Nor does this factor in the reality that many of these migrants are traveling in belligerent caravans violent enough to even chase off the Mexican authorities. If this is not an invasion, I’m not sure what is. In addition, the cartels are weaponizing the migrants for military-style strategic surveillance and infiltration of our border. The notion that we could ever adjudicate ourselves out of a gradual invasion through migration was swatted down by Congress in 1996. They never envisioned this degree of paralysis from a direct invasion orchestrated by cartels. There is absolutely nothing that can stop a president from shutting down migration and processing just on that account alone because it’s quintessentially within the province of his powers of national security and foreign affairs.
We have reached the point that if anyone is advocating simply for Congress to “fix” laws that have been abused and are not broken, rather than addressing the executive and judicial malfeasance against existing law, there is frankly nothing Congress can pass that will ever solve the problem more than it did in 1996.
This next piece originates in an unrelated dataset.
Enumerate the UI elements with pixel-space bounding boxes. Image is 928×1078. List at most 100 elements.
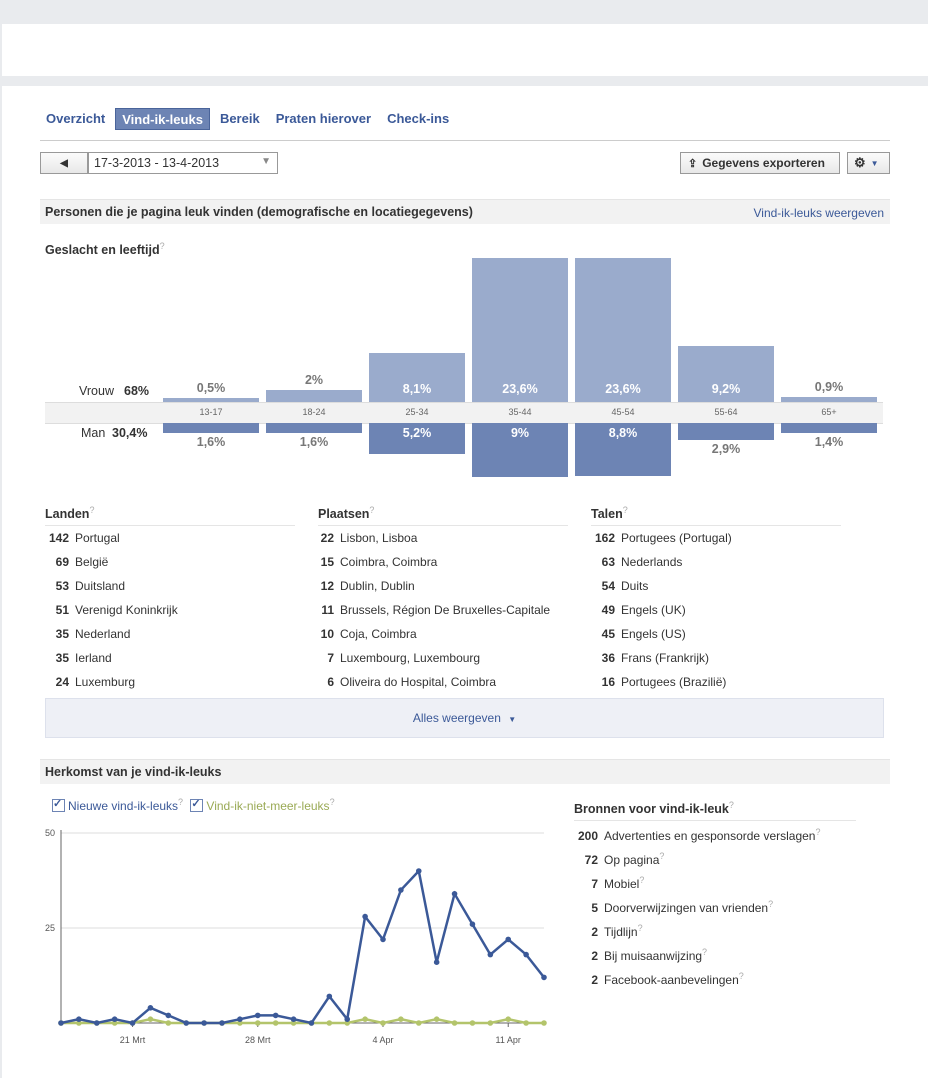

Just five days after taking office, President Trump issued an executive order (sec.11c) directing his DHS secretary to properly follow the statutory framework of expedited removal. Over two years later and over 1.2 million additional illegal aliens, we are still waiting for the fulfillment of the 1996 promise. With a new regulation, lawfully binding under current law, almost all of those people can be removed without any intervention from the courts. If it ain’t broke, don’t fix it.